Twelve permanent galleries within the National Museum of Natural History showcase the vast biological and geological diversity in the Philippines.
It features imaginatively curated displays of botanical, zoological, and geological specimens. Indeed, it is a depiction of the Philippines as a biodiversity hub of the world.
The National Museum of Natural History was built in 1940 as an agriculture and commerce building by the renowned Filipino Architect Antonio Toledo.
The structure has a neoclassical architecture style.
The museum is spread over six levels, with the metal-framed glass dome now called the “Tree of Life” as the center of the museum’s atrium.
The “Tree of Life” foyer structure unites all the diverse habitats in the Philippines, from the mountains’ ridges to the ocean’s reefs.
On the museum’s ground level, visitors are welcomed by the six meteorites that fell in Philippine history.
The six meteorites were named Pantar, Orconuma, Paitan, Calivo, Bondoc, and Pampanga, based on the area where they fell.
The museum’s ground level also exhibits the skeletal remains of Lolong, the world’s largest crocodile in captivity.
Center of Rafflesia diversity
Aside from wild natural resources displayed inside the museum, the National Museum of Natural History also exhibits an endangered Philippine parasitic flowering plant, the rafflesia.
According to museum records, 13 species of rafflesia are distributed in the three major islands of the Philippines, making the country the center of rafflesia diversity.
Aside from the variety of natural resources, the museum likewise showcases a replica of a mangrove area that houses the country’s endemic ducks and marine biodiversity.

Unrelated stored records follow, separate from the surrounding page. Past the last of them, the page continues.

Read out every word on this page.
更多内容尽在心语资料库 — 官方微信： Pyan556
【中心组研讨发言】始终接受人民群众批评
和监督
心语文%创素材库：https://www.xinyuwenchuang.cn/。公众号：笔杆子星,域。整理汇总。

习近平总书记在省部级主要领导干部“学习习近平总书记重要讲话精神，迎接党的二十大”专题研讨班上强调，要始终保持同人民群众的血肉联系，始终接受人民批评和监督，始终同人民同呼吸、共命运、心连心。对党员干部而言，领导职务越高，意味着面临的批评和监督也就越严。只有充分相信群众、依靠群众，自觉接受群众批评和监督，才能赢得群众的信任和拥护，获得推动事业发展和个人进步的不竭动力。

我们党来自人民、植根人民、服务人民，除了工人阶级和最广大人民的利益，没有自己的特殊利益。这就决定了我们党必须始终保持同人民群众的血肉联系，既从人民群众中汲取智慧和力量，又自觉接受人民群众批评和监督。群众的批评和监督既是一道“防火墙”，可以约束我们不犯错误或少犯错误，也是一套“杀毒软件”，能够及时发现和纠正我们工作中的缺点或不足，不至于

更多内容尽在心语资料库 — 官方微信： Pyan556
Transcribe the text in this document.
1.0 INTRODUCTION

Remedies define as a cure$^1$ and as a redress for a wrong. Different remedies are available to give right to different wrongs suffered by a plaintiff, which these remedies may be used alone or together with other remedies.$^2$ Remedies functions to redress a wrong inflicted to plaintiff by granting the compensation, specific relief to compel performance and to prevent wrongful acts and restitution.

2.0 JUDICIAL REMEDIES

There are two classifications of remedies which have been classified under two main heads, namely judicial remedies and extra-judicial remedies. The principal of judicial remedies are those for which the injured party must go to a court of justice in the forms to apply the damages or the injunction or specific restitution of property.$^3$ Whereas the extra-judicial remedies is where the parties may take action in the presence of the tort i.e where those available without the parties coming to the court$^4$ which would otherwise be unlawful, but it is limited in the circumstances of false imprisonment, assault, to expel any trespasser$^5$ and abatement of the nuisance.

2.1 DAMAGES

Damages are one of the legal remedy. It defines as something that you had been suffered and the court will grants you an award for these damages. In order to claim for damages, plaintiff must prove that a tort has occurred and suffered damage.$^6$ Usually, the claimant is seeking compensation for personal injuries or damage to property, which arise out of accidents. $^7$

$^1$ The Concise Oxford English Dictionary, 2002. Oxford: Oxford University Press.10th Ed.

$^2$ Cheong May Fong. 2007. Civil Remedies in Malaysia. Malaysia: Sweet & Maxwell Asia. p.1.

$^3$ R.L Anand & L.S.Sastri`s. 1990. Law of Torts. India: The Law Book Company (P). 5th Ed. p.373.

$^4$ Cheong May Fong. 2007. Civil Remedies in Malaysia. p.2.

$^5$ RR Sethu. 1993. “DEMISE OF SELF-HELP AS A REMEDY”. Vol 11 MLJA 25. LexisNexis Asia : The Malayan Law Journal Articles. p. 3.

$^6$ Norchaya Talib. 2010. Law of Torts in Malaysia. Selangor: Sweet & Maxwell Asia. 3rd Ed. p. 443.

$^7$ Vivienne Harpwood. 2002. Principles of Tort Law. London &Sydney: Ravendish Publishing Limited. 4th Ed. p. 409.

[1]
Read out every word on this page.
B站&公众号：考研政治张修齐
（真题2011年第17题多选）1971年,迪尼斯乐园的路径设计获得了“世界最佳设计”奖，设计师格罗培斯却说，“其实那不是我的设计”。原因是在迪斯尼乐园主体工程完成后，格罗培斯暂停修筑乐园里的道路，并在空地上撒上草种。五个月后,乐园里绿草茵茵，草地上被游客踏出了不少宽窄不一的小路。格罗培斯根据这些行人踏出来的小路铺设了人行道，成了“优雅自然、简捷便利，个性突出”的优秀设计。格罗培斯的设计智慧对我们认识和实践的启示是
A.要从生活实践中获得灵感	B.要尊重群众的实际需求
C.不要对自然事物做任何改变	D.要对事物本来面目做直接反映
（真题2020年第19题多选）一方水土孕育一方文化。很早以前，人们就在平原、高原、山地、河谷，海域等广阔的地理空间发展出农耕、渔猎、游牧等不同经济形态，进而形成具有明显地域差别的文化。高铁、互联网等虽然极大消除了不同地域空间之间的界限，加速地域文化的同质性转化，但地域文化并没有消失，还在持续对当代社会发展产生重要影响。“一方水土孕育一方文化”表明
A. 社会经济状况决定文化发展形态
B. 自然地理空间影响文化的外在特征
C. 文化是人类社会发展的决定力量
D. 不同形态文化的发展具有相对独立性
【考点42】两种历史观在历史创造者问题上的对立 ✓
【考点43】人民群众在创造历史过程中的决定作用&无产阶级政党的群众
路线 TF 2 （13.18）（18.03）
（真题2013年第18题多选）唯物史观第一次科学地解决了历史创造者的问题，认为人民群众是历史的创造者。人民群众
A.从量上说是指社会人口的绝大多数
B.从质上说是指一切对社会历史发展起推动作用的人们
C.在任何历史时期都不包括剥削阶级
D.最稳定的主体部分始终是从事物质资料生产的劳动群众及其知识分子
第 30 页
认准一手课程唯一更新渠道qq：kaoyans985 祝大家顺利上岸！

More and more endemic species
All other levels of the museum explore the wonders of the Philippine archipelago.
With more than a thousand preserved animals and other forest creatures, the National Museum of Natural History showcases the country’s jungle of treasures, from actual birds, native crocodiles, butterflies to tamaraws, a small-hoofed mammal native to the Philippines.
How to get there
The National Museum of Natural History can be found within Rizal Park, along with other national museums.
Museum-goers can visit the museum from Tuesdays to Sundays, from 10:00 am to 5:00 pm.
Who can visit?
Everyone is allowed to visit the museum. Aside from bringing an identification card, museum-goers are asked to present their proof of vaccination upon entrance.
Visitors are only allowed to take photos (with no flash) and are also prohibited from taking videos of the objects inside the museum to preserve the condition of the displays.
Entering the museum is free of charge.